In a message dated 3/31/2001 1:03:13 AM Eastern Daylight Time,
[EMAIL PROTECTED] writes:


> I've been trying to tune AOLServer for performance with static pages.
> The things I've done is to turn of logging,set threadmax to 20 and 1
> connection per thread
> Is it possible to get AOLServer to outperform Apache with static pages (the
> Apache server is tuned)?
>
> The benchmarks were currently seeing is about 1000 pages/s with AOLServer
> and 2000 pages/s with Apache
>
> I'm currently running a E420R with two CPU's and Solaris 2.7.



Turns out connsperthread is ignored.  When it wasn't ignored you'd want it at
0, i.e., infinite to avoid creating new threads all the time.

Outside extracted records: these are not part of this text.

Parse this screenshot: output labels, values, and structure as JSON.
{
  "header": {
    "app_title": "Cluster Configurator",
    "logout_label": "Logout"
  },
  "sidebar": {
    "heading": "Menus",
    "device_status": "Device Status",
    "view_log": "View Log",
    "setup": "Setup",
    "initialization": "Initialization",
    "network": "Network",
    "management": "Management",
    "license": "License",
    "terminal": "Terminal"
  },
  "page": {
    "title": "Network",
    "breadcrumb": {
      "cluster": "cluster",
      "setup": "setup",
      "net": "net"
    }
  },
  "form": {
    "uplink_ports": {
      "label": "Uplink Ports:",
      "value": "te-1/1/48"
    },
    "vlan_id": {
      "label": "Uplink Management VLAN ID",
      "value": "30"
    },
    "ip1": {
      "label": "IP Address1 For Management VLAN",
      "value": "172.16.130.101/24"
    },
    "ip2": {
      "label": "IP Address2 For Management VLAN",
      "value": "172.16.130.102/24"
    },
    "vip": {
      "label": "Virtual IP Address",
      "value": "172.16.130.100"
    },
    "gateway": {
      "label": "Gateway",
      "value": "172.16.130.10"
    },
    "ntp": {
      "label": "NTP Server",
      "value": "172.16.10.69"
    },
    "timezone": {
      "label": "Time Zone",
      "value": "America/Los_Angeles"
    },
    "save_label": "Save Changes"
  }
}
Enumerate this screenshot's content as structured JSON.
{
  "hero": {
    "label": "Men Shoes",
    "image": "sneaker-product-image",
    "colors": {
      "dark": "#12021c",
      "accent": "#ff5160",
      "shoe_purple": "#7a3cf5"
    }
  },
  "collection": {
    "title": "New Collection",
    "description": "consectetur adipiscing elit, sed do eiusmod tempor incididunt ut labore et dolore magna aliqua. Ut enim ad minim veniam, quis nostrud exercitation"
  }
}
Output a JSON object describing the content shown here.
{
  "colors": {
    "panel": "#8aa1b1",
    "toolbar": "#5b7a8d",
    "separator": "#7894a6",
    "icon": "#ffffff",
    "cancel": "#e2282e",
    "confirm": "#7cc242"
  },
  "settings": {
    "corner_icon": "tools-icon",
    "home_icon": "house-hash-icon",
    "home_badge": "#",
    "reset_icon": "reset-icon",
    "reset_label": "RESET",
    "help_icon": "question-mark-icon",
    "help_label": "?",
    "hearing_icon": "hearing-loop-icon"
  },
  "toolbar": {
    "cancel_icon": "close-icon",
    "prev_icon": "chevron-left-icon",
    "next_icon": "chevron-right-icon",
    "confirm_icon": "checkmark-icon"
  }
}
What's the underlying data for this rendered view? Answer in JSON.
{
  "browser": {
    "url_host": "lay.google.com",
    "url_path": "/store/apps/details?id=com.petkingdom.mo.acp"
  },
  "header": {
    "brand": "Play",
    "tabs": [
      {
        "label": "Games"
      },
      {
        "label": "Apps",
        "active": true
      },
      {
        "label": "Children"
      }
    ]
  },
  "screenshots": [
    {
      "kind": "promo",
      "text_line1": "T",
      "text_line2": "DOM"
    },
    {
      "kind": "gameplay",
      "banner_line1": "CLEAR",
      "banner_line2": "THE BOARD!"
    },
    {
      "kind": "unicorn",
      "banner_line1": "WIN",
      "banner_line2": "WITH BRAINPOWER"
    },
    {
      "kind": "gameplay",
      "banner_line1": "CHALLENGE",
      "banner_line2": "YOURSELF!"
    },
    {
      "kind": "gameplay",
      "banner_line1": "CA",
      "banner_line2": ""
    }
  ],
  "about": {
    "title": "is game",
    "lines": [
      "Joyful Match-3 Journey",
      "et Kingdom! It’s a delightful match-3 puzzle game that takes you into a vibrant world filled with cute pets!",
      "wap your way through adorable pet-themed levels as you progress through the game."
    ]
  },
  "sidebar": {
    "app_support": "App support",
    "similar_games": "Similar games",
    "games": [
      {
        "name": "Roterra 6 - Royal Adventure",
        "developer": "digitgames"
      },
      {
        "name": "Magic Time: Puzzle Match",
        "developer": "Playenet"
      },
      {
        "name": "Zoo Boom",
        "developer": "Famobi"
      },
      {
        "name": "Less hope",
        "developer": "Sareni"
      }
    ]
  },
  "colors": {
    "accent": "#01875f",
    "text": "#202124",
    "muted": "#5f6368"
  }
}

You might be able to tweak some of the socket driver config as well, perhaps
"backlog", and "sndbuf", and "rcvbuf" options (check the code in
nssock/sock.cpp).

Otherwise, AOLserver is designed for dynamic page performance and
programmability at the expense of some performance optimizations.  For
example, the I/O isn't as efficient as it could be, done directly by the conn
threads under the assumption the time to generate the page (i.e., the ADP or
Tcl script) dominates.  The fastest static servers are generally
single-threaded, event driver designs.  We could probably tune the aolserver
for static pages but I'm not sure we'd get far without breaking the API,
e.g., by bypassing all the filters and traces (logging) and such and handling
the connection entirely in the socket driver.